14Les ambivalences du traitement de la sexualité féminine dans l’écriture beauvoirienne rejaillissement inévitablement sur l’auteur lui-même. La sexualité de Beauvoir, sujet polémique depuis la publication de sa correspondance intime, pose encore question aujourd’hui. Guillaume Moricourt s’attaque à une vérité cachée dans l’autobiographie de Beauvoir, une vérité tue, dont il essaie de comprendre les motifs : le lesbianisme de Beauvoir, dont seules les lettres à Sartre, Jacques-Laurent Bost et Nelson Algren portent traces. Le propos pourrait être sans intérêt s’il se résumait à cette question mille fois posée : Beauvoir était-elle lesbienne ? Si « le doute n’est plus permis », le critique recherche une des causes profondes de ce refus beauvoirien d’assumer une partie de ses activités sexuelles : « le lesbianisme de Simone de Beauvoir, l’histoire de sa vie, remet en cause le fondement du Deuxième Sexe » (p. 122), à savoir le modelage social de l’identité sexuelle. Pour Guillaume Moricourt, l’éducation n’aurait eu aucune influence sur son orientation sexuelle. Son attirance pour les femmes pourrait provenir d’un caractère masculin très affirmé dès l’enfance. Mais Beauvoir n’aurait pu accepter l’origine biologique de son lesbianisme sans contredire la thèse principale du Deuxième sexe — « On ne naît pas femme, on le devient » —, qui, appliquée au lesbianisme, définit ce type de préférence sexuelle comme une « attitude choisie en situation », en accord avec l’idéal existentialiste. Elle aurait donc préféré cacher cette partie d’elle-même dans les mémoires. Cette question brûlante oppose encore la critique aujourd’hui, qui, pour une part, tend à nier l’existence même de ses relations avec des femmes.

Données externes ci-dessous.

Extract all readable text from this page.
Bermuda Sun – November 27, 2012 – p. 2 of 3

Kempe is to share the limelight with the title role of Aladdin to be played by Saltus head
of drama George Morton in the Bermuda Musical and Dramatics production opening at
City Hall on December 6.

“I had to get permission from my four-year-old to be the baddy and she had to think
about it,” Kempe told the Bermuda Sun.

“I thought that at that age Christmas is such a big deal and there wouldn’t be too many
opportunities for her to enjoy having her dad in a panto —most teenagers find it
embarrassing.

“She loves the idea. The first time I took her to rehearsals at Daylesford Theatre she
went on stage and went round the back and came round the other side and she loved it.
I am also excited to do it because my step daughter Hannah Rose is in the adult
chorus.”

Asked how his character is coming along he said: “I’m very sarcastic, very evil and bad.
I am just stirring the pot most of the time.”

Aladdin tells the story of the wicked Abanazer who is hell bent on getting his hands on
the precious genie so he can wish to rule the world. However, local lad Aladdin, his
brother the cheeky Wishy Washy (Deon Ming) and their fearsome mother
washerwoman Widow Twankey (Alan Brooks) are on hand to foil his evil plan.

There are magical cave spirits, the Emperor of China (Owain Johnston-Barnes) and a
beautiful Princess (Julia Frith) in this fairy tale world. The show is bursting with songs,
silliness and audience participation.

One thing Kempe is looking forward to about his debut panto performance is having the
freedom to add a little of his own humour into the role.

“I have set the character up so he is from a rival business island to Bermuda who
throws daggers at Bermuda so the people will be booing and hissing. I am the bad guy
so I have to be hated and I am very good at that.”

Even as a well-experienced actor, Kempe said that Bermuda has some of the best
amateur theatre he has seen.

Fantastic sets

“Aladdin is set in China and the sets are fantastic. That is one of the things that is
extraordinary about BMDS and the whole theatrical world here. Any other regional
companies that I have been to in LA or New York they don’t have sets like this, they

15La publication posthume de la correspondance de Beauvoir (Lettres à Sartre, en deux volumes, publiées en 1990, et à Nelson Algren, publiées en 1997), en comblant certaines lacunes des mémoires, avait révélé des aspects inattendus du vécu de l’écrivain, comme à la parution des Lettres à Sartre, véritable « chambre secrète dans une pyramide mille fois explorée », selon l’expression de Sylvie Le Bon de Beauvoir. Brigitte Leguen les met au regard des Lettres au Castor de Sartre publiées par Beauvoir elle-même en 1983 et compare les conditions de publication, fort différentes, de cette correspondance croisée, ainsi que la différence de comportements des deux acteurs de l’échange épistolaire. Elle met en évidence par exemple les stratégies de résistance mises en œuvre par Beauvoir pour retarder la publication de ses lettres : « Elle s’esquive, ne retrouve pas les lettres, écrit de manière illisible. Alors que Sartre au contraire intègre sa facette d’épistolier à son destin d’écrivain et à son histoire face à la postérité. » (p. 93)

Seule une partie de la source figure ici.